Moderation: Clara Gallistl

Unsere Identitäten sind an gesellschaftliche Vorstellungen, kollektive Zuschreibungen, Klischees und nicht selten auch Zwänge gebunden. Die Individualisierungsgesellschaft verlangt dem Ich im 21. Jahrhundert hier eine Positionierung ab: Diszipliniertes Updaten unseres „Status“ in sozialen Netzwerken und transparente Identitätsdarstellung sind heute Teil jener Handlungsmuster, die mit Hilfe von selbstgewählten „Filter Bubbles“, „Neo-Tribes“ und anderer, automatisierter Algorithmen auch die Konstruktion unserer Identitäten bestimmen.

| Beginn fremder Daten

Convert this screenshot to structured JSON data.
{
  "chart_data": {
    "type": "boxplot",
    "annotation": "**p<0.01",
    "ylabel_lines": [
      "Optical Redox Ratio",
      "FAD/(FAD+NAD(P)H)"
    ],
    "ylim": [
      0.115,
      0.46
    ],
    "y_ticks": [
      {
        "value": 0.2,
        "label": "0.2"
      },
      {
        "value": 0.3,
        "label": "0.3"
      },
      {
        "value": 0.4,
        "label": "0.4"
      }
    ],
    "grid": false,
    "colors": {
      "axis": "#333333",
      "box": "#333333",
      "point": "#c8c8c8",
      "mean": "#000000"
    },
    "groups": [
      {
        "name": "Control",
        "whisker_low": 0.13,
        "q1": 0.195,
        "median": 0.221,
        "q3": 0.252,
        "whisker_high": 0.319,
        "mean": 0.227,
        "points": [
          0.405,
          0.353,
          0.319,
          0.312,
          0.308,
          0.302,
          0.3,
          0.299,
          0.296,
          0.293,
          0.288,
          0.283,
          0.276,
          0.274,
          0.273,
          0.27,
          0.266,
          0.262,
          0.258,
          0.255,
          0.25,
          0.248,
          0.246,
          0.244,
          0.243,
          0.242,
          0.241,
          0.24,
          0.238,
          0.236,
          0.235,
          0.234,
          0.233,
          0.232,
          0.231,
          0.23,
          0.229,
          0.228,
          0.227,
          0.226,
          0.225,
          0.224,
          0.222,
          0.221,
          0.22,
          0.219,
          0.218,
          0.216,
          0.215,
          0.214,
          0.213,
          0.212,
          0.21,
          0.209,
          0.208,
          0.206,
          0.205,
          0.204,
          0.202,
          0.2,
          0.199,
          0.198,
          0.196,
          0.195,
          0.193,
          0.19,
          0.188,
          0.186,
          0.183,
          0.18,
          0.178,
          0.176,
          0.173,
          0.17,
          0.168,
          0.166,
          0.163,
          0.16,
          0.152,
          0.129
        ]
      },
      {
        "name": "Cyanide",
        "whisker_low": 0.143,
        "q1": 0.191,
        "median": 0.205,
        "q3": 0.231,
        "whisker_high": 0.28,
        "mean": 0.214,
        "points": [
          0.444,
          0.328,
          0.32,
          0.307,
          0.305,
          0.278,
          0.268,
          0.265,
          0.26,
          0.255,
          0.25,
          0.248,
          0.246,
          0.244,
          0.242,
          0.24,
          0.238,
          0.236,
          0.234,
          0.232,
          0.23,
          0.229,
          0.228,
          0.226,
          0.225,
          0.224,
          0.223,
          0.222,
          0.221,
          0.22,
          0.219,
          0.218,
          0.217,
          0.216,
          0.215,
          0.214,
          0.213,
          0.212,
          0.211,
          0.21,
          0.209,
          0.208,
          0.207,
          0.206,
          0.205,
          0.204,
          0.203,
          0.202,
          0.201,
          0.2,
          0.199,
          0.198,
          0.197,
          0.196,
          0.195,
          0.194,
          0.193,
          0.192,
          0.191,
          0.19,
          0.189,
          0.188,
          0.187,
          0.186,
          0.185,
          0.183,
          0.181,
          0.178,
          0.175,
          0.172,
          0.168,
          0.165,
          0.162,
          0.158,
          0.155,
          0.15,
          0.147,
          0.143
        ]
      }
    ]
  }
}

Gibt es also zu den Wunschbildern und - Aktivitäten, die unser Ego im 21. Jahrhundert umrahmen und mitbestimmen, überhaupt echte Alternativen? Wie hacken sich digitale Technologien und damit verbundene Parameter in die Rekonstruktion anti-normativer Identitäten und welche Rolle spielt die Kommunikation in welchen Medien? Der dritte Tag des paraflows.xi widmet sich alternativen Konstruktionen von kollektiver oder individueller Identität, den verschiedenen Modi der Identitätsbildung mit Blick auf den Faktor des Digitalen und der Frage, wie die Auseinandersetzung mit den Bauplänen unseres Subjekts eigenmächtiger geführt werden könnte.